Last updated: Thu 2 Apr 2015, 3:43 AM

New York’s main contract, light sweet crude for delivery in September, fell 1.02 dollars to 70.56 dollars a barrel.

In morning trading in London, Brent North Sea crude for September delivery dropped 63 cents to 72.92 dollars.

Oil prices had shot higher on Monday, driven by improved economic recovery prospects and a weaker dollar, dealers said.

New York crude had hit 72.20 dollars, its highest level since late June, while Brent peaked at 73.95 dollars, a level last seen on October 15.

Analysts said data showing the global economy was improving and good corporate earnings results had helped to push oil prices higher.

“Oil pricing has been supported by forces in the financial market,” said Victor Shum, senior principal at Purvin and Gertz energy consultancy in Singapore.
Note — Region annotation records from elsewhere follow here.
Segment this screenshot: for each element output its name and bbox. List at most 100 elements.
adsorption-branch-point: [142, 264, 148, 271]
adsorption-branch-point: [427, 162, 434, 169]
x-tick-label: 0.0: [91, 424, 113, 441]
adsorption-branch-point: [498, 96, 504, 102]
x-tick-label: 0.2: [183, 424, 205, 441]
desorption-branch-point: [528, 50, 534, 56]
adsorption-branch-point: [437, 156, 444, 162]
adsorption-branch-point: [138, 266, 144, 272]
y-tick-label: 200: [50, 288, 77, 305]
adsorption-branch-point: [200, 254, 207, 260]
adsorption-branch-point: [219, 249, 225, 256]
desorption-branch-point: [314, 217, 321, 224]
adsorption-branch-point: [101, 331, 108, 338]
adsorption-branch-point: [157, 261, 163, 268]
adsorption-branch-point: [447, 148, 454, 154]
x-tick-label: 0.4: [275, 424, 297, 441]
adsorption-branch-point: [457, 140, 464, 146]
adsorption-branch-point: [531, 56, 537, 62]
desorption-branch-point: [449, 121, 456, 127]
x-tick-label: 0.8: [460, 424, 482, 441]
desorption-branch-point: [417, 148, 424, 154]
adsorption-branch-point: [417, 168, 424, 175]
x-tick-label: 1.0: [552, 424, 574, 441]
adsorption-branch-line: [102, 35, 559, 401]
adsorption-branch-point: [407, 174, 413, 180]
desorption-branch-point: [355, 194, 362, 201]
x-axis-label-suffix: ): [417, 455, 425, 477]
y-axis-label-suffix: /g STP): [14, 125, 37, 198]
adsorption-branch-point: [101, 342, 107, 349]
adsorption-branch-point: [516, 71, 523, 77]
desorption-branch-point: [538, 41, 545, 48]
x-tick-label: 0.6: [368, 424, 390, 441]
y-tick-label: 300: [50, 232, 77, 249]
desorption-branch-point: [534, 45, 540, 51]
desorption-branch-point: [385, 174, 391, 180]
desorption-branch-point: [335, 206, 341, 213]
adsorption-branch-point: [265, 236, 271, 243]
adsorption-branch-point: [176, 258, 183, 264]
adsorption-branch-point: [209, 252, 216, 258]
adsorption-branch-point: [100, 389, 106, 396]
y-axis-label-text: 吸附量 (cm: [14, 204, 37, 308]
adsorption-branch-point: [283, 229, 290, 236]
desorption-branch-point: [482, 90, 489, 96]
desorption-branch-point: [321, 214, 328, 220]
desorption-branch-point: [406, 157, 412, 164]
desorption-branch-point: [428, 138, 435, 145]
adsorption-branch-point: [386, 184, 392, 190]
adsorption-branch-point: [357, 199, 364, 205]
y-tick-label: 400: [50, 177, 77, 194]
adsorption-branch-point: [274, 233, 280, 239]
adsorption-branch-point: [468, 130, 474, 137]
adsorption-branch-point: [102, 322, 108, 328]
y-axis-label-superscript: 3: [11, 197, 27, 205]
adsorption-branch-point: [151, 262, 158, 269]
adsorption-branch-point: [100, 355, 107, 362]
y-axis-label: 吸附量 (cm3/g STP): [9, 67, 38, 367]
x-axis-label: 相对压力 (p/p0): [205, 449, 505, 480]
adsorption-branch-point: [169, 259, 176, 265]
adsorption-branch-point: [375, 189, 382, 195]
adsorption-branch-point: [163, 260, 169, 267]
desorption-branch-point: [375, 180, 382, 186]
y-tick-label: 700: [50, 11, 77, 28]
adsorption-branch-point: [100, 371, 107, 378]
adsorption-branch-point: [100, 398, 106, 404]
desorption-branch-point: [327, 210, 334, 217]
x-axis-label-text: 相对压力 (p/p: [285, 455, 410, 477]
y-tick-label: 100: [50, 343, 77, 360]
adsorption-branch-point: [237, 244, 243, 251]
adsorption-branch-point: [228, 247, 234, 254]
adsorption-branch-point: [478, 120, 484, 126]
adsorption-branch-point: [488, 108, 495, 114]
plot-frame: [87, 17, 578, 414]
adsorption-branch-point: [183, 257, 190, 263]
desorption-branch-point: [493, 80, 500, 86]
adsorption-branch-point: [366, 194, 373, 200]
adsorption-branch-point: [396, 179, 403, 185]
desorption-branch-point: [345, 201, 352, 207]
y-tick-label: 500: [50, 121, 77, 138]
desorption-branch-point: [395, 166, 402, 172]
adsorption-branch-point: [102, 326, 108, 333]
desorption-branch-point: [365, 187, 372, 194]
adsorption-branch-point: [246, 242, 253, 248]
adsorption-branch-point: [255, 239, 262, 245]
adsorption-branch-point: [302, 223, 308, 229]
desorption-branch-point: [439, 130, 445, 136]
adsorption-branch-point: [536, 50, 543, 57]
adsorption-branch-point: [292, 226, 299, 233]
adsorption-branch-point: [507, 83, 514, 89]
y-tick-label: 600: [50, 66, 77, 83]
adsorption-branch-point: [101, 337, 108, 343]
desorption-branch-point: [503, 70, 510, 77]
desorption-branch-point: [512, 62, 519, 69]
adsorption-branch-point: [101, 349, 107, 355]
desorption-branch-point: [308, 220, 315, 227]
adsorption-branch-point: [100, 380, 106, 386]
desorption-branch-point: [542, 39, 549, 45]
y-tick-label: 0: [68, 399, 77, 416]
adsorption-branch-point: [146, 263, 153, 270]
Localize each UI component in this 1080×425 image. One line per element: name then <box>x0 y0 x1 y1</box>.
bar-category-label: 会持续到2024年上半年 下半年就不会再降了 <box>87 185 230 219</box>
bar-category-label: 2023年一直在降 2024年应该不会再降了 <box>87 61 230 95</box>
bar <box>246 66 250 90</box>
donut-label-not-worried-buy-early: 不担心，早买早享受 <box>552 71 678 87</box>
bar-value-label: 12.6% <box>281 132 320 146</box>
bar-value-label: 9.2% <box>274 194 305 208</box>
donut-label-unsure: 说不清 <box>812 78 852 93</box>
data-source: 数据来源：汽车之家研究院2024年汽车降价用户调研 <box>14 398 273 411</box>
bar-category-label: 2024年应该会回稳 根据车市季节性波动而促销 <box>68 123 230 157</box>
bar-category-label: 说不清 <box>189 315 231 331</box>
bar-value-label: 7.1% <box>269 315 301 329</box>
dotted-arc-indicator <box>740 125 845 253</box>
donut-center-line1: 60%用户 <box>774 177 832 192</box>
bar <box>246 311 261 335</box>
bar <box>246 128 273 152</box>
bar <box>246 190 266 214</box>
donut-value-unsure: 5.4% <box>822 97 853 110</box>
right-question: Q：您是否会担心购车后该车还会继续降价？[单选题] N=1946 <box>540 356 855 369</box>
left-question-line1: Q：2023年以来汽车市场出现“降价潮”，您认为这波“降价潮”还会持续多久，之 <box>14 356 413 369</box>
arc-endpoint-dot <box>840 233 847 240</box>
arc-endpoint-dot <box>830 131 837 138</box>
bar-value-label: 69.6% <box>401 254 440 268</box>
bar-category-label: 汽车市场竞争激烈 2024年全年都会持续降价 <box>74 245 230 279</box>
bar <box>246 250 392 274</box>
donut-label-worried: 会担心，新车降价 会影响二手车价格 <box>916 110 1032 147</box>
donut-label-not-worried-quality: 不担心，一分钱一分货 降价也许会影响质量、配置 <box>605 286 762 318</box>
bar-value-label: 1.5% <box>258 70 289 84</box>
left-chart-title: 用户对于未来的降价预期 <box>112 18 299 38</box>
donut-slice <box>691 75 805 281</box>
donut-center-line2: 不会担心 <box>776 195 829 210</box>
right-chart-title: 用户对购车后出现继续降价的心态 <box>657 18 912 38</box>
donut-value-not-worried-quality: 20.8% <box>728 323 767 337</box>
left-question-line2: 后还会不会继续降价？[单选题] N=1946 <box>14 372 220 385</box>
He cited Monday’s better-than-expected results by British banks Barclays and HSBC as well as strong performances by the US and Chinese manufacturing sectors.

The US factory sector moved within striking distance of growth in July, according to a key survey, while manufacturing in China hit a 12-month high last month, mainly driven by domestic demand.

A weaker greenback is also boosting oil prices because the commodity is traded in US dollars, making it cheaper for holders of stronger currencies.

Some analysts said oil prices were unlikely to maintain recent strong gains.

“The rally that we have seen since the spring has been driven mainly by hopes of a strong recovery and is likely to falter as these hopes fade,” said John Higgins, an analyst with research house Capital Economics.

“Final demand is set to remain weak for years. Many commodity price forecasts still seem to be overly-influenced by the boom that started in 2004, when the world economy grew by an average of nearly five percent for four successive years.

“Those highly favourable demand conditions will not be repeated in the foreseeable future,” he added.